Of all improbable places to find the answer to a decades-old quest, I found it at the award-winning Fayetteville Farmer’s Market. A table of The Natural State Burial Association (NSBA) inviting me to “be a tree” caught my eye; I took a brochure, read it, and I knew that a tree is what I wanted to be.
Children seldom fret about end of life decisions but, call me odd, I occasionally did, and continued to do so through adolescence, youth, maturity ... until that day at the Square.
The fact is that in a small family like mine – mother, father, one child – the matter of death was addressed directly because there was no such thing as entrusting funeral and burial arrangements to older siblings or aunt Josephine. Furthermore, my parents conceived me at the last possible minute Nature allowed and they were getting up in years when I was in kindergarten.
When I finally grasped why a body couldn’t stay home after death I objected to the alternative of being encased in a coffin, a vault, mausoleum ... I wanted some wiggle room. I even designed a burial “concept” requiring a ground- level two-stack burial niche and specified what tools to bury with me just in case I wanted to get out of there. As children in the pre-electronic era, imagination was our playmate.
On the matter of burial, my father’s simple answer to Mamá’s recurring query was always a variation of “I don’t care what you do with me, Gloria ... I’ll be dead!”
Quite the opposite, Gloria came up with the unprecedented directive in her family, and rare among those born in 1905, to be cremated. That was simple enough, but only the first of many essential steps. Like, for example, that the couple's ashes had to be mingled inside a biodegradable cotton bag, and that no stranger was to handle the operation; which left me in charge. (I did.) Where to scatter the ashes was next.
When Mamá was diagnosed with terminal cancer the worn-out topic gained urgency. It required a terrestrial globe, wine, and detailed description of various landscapes for her evaluation. She soon realized that no terrestrial location was to her liking. She didn’t want to end up where a shopping mall or a soccer field might be built ... “But in the Andes? In the Sahara? ... it won’t happen,” I assured her. “Anything can happen anywhere; out of the question,” she said.
Hailing from Spain, the Mediterranean seemed a reasonable destination, but Mamá deemed it too encircled by cities, sewage plants ... you know. And so, like would-be Magellans we circumvented the globe’s seas and oceans while sitting at the kitchen table. Prevailing sea currents were important to ensure that the ashes wouldn’t wash ashore near those nasty cities.
Finally, the migration routes of whales became the decisive factor to pinpoint the spot to scatter their ashes in the Pacific Ocean.
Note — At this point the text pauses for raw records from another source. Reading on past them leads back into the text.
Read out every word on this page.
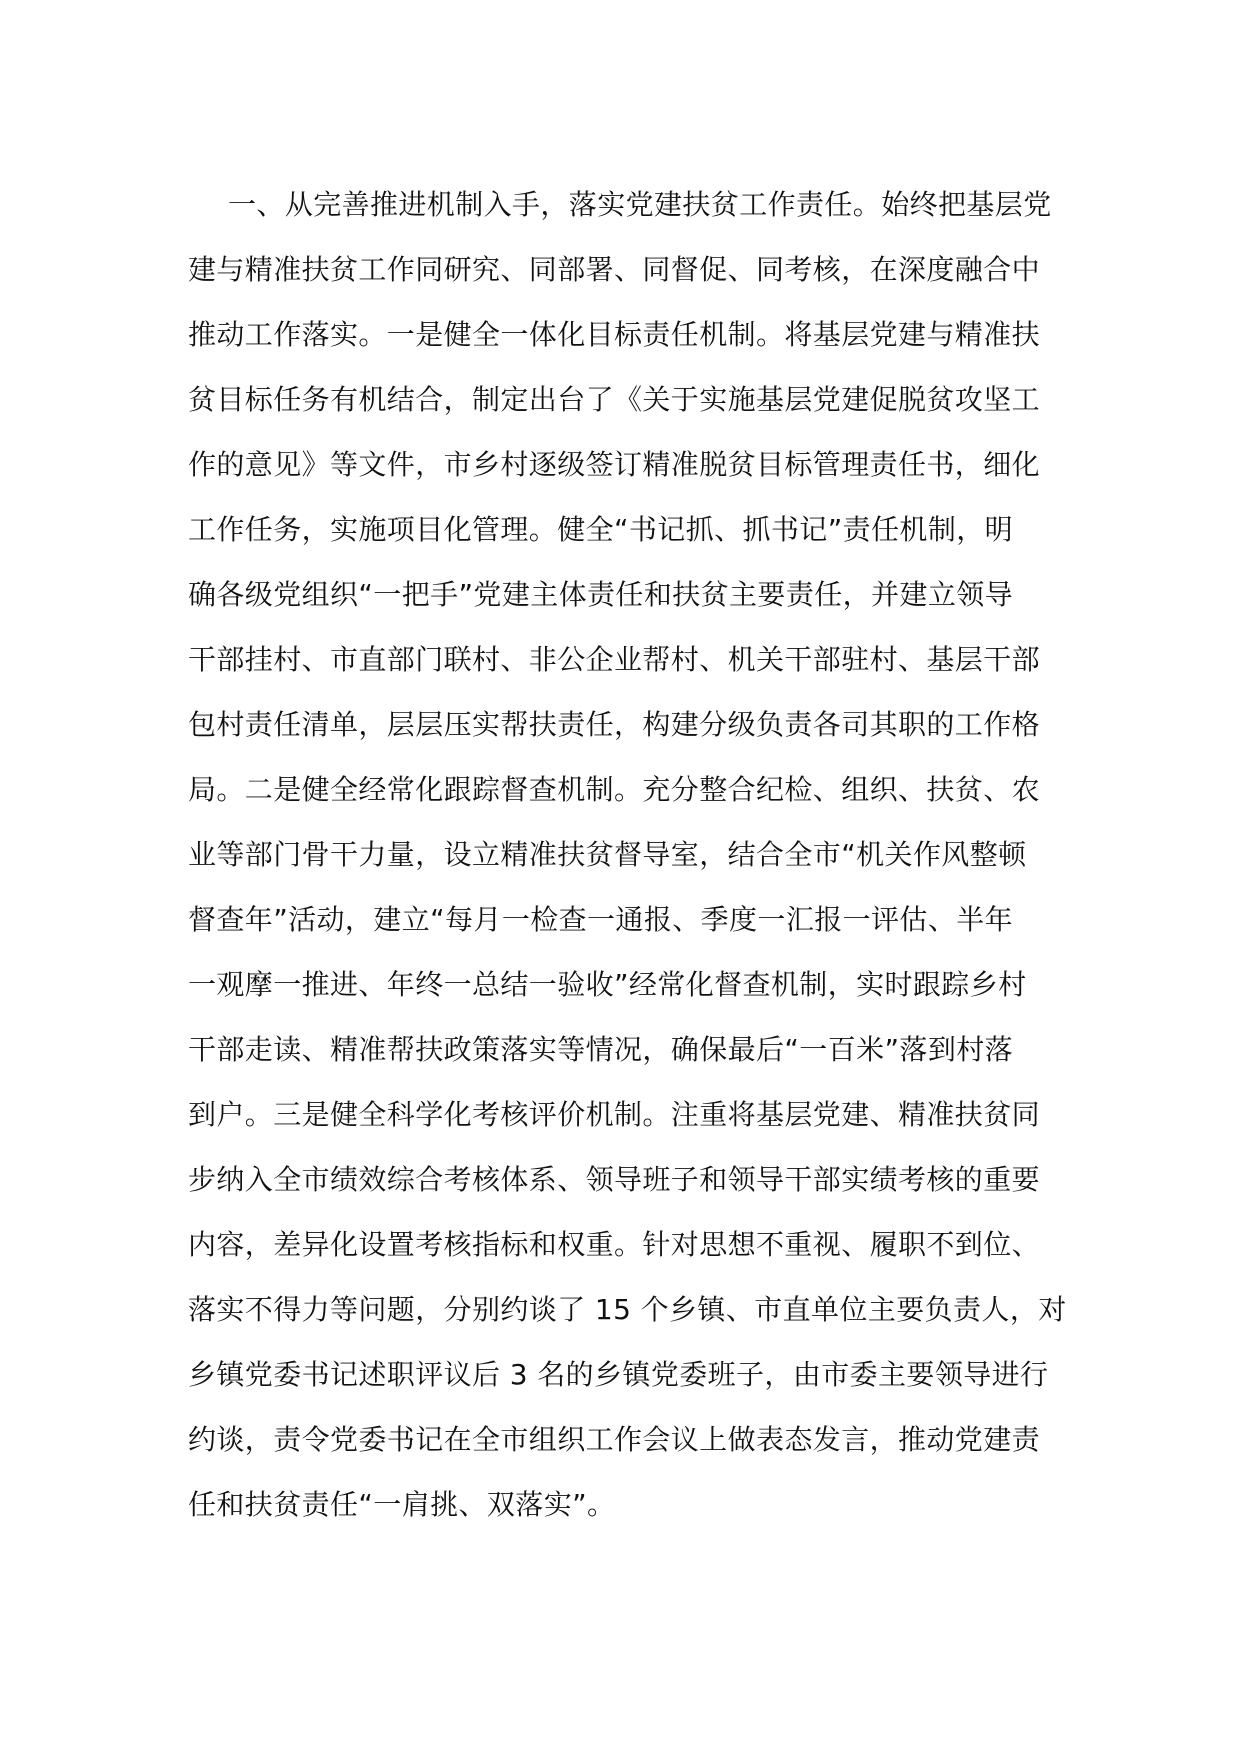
一、从完善推进机制入手，落实党建扶贫工作责任。始终把基层党
建与精准扶贫工作同研究、同部署、同督促、同考核，在深度融合中
推动工作落实。一是健全一体化目标责任机制。将基层党建与精准扶
贫目标任务有机结合，制定出台了《关于实施基层党建促脱贫攻坚工
作的意见》等文件，市乡村逐级签订精准脱贫目标管理责任书，细化
工作任务，实施项目化管理。健全“书记抓、抓书记”责任机制，明
确各级党组织“一把手”党建主体责任和扶贫主要责任，并建立领导
干部挂村、市直部门联村、非公企业帮村、机关干部驻村、基层干部
包村责任清单，层层压实帮扶责任，构建分级负责各司其职的工作格
局。二是健全经常化跟踪督查机制。充分整合纪检、组织、扶贫、农
业等部门骨干力量，设立精准扶贫督导室，结合全市“机关作风整顿
督查年”活动，建立“每月一检查一通报、季度一汇报一评估、半年
一观摩一推进、年终一总结一验收”经常化督查机制，实时跟踪乡村
干部走读、精准帮扶政策落实等情况，确保最后“一百米”落到村落
到户。三是健全科学化考核评价机制。注重将基层党建、精准扶贫同
步纳入全市绩效综合考核体系、领导班子和领导干部实绩考核的重要
内容，差异化设置考核指标和权重。针对思想不重视、履职不到位、
落实不得力等问题，分别约谈了 15 个乡镇、市直单位主要负责人，对
乡镇党委书记述职评议后 3 名的乡镇党委班子，由市委主要领导进行
约谈，责令党委书记在全市组织工作会议上做表态发言，推动党建责
任和扶贫责任“一肩挑、双落实”。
And so, when the time came I traveled from Tulsa to Sausalito, California, rented a cabin cruiser, explained to the captain the imperative that the currents carry them toward the whales and away from terra nongrata... He was amused, but he had heard it all.
As we went further out toward open sea, the weather turned and choppy waters endangered the operation. Being close to the open sea, in view of Mile Rock, I released my dear parents’ ashes, scattered white lilies and red roses the captain had kindly contributed, and poured a bottle of their favorite Rioja wine on the water. As we turned around toward port I was finally able to cry ... just as two Brown Pelicans came to rest on the spot where my parents were sinking.
And so it was that I settled for cremation and scattering in a place of my liking. The quest was not over. The cremation process of my companion animals taught me things I did not like, and once again, I was seeking a more natural way. Which I found unexpectedly at the NSBA table at the Farmers’ Market in 2017. With a hitch: There was no natural burial in the Natural State. Ah, the irony!
I would have to die in a neighboring state, where natural burials are an option or, if I stayed in Arkansas ... well, there was work to be done.
To be continued.
Born and raised in Barcelona, Spain, Dolores Proubasta studied languages and journalism. At the age of 24 she moved to the United States where she has lived and worked in several states, and also in Saudi Arabia. With her husband Dr. Christopher Liner, who fully supports her unorthodoxy, they reside in Fayetteville since 2012.
In her self-written obit, Dolores' view of immortality:
“We are stardust” Carl Sagan said. Let’s understand that stardust are also rats, crows, pigs, pennies, the Collosseum, wine, peanuts, and the kitchen sink on this fabulous planet we are quickly wrecking. Our temporary assignments as this or that are the way of immortality since the Big Bang until Earth’s final Bang and beyond. I’m still here ... and there.